By the time the 1974 World Cup in Germany came around, the structure of the tournament had changed. The semi-final stage consisted of two groups of four teams, with Brazil facing Argentina, East Germany and the Netherlands. In the last match of the group, the reigning world champions were beaten by the fast-emerging “Clockwork Orange,” as the Dutch team was known. Although the 2-0 scoreline was far less impressive than what the Germans were able to achieve 40 years later, the result left the Brazilians equally stunned, coming just days after coach Mario Zagallo had guaranteed his team would win. In their final game in the tournament, Brazil lost again, this time 1-0 to Poland.

This same tournament structure was used at the 1978 World Cup in Argentina. In the second phase Brazil were placed in a group with the host nation, Poland and Peru.

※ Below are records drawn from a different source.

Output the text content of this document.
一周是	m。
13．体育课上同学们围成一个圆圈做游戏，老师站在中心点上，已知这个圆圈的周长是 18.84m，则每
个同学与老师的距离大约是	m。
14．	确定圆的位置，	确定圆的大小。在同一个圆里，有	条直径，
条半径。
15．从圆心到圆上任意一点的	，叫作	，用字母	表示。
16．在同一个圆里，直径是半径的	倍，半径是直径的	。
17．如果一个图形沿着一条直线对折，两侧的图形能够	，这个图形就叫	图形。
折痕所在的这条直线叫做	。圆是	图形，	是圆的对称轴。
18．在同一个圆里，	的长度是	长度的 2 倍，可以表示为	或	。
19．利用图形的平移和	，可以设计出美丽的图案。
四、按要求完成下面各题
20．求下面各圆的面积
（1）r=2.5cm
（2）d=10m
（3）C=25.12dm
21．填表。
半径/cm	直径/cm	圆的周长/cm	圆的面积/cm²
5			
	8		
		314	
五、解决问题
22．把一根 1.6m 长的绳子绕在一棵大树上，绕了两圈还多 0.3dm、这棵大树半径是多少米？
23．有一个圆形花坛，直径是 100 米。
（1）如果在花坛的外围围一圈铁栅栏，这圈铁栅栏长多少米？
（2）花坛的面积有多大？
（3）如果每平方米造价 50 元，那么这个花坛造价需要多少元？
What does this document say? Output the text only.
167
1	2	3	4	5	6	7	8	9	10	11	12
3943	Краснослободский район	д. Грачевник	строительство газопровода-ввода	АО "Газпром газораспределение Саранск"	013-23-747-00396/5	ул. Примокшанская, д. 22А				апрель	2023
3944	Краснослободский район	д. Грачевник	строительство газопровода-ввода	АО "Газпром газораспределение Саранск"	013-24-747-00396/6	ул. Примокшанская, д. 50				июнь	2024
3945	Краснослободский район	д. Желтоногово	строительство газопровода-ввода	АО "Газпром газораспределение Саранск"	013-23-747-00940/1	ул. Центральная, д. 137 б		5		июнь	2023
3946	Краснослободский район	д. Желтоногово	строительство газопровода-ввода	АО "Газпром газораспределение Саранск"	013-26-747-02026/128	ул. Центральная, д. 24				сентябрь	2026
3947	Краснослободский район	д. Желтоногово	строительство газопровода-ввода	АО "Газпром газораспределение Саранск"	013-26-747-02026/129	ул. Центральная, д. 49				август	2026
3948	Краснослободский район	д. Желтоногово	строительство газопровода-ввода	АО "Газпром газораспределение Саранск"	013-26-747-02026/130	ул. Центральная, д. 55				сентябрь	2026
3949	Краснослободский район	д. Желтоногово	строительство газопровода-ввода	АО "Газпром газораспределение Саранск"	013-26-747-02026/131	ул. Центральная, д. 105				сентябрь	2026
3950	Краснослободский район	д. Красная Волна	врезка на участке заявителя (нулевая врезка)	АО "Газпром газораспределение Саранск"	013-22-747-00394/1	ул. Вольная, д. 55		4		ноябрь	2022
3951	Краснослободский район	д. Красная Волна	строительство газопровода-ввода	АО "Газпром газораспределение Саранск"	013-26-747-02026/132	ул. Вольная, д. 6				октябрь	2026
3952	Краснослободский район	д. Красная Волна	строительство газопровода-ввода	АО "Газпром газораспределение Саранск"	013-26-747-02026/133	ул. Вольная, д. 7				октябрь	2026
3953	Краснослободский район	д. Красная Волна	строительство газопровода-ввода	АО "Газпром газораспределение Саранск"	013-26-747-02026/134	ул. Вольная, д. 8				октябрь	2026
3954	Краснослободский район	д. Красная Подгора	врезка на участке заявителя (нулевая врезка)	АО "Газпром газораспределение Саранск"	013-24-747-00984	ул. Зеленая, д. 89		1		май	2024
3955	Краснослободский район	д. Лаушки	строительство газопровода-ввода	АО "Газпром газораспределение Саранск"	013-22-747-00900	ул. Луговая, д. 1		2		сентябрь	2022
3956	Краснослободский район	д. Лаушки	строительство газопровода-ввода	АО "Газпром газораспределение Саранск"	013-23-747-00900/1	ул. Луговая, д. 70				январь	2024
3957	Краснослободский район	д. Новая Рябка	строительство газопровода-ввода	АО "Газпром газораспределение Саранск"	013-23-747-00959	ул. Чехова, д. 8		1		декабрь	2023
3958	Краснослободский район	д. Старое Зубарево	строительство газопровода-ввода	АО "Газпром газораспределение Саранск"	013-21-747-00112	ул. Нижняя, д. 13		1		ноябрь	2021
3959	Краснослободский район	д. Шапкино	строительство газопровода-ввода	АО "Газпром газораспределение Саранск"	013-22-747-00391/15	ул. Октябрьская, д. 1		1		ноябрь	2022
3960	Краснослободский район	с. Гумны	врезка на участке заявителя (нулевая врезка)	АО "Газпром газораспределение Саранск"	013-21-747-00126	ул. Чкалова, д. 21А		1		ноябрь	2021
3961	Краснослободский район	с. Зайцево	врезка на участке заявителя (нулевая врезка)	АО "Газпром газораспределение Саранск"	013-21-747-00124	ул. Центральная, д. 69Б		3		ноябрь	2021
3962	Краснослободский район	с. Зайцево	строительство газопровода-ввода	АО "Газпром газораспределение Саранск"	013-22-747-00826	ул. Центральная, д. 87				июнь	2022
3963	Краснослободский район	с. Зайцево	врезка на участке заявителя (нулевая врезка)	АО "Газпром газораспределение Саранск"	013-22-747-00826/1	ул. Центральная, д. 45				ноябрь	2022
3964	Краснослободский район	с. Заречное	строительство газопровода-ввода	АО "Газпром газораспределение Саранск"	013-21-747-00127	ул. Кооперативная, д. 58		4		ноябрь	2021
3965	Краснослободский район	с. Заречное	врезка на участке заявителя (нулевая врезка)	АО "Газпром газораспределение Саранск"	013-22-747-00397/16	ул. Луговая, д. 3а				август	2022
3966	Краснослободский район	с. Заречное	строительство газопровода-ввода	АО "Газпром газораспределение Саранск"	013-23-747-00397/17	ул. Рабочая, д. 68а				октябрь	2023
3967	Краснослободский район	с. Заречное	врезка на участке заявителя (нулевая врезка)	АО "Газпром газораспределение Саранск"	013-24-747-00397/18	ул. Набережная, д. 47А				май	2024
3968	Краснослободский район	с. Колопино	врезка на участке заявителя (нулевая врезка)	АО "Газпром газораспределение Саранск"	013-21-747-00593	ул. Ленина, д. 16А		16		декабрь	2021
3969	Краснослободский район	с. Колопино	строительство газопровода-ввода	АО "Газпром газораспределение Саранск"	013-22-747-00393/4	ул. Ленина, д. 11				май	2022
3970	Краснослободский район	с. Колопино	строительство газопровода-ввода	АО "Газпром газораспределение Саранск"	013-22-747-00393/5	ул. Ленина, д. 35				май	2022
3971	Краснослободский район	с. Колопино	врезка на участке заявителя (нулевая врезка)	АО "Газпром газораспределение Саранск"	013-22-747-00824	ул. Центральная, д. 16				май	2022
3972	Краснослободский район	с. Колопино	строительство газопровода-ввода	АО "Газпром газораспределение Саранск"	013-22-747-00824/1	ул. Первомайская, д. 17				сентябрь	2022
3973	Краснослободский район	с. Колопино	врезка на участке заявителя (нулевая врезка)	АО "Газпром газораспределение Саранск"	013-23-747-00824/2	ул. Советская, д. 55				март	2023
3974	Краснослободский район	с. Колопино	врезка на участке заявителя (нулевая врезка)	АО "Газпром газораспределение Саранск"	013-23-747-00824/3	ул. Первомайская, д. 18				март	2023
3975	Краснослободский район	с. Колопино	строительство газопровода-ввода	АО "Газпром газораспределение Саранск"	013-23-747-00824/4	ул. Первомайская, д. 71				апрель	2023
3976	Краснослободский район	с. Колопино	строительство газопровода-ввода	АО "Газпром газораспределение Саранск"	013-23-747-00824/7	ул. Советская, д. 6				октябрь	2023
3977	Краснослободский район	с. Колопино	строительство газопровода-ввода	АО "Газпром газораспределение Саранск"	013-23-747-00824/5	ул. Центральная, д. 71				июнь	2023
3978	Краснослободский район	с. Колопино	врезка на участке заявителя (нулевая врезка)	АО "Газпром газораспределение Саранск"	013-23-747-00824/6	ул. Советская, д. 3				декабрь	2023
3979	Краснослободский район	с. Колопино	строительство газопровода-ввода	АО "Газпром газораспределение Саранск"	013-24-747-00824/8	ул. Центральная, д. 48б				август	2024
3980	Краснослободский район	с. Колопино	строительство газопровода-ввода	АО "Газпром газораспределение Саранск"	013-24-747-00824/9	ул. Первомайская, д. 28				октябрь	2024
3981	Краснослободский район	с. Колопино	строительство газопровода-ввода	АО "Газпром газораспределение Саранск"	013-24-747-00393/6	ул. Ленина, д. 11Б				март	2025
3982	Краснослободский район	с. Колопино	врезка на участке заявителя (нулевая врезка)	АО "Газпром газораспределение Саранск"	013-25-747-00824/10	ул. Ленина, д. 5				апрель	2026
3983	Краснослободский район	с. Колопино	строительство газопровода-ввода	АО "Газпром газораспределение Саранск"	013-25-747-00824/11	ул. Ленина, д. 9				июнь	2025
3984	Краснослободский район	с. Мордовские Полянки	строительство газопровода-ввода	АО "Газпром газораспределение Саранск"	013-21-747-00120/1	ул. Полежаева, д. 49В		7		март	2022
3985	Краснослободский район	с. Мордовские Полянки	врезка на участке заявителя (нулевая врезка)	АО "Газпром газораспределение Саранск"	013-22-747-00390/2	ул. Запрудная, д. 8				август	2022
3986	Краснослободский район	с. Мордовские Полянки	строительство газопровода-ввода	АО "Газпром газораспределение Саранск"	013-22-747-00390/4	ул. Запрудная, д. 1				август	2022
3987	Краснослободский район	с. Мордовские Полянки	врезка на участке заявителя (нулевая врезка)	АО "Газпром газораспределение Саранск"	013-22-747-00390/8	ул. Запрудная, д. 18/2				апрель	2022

Despite remaining unbeaten, Brazil were eliminated and had to watch as Argentina advanced to the final. The similarity between that year and the current campaign was the consistency of the team’s results, with coach Claudio Coutinho announcing he was pleased with his work even if the title had eluded his team. In the battle for third place, Brazil managed to overcome their disappointment by beating Italy 2-1, with a memorable goal from full-back Nelinho.

Starting Over
Three Third Place Play-Offs then, and two symbolic bronze medals for Brazil. Now it is the turn of Scolari's team to try to say farewell with dignity, in front of fans who never turned their backs on their team, even during its darkest moments.

“We didn’t expect such a catastrophic defeat, in terms of the number of goals we conceded. But don’t forget that this is the first time the team has reached the World Cup semi-final since 2002," recalls the coach. "It was a bad defeat, six minutes of total meltdown. If I knew how it happened I’d tell you, but I don’t.”

Scolari knows that many of the current group have a long future ahead with A Seleção. Now it is time to get back on track against the Netherlands. "Life goes on. It isn’t just about the defeats," concluded Scolari. "These players will continue to give everything for Brazil. At least 70 per cent of them will be back in 2018, with a different mind-set.”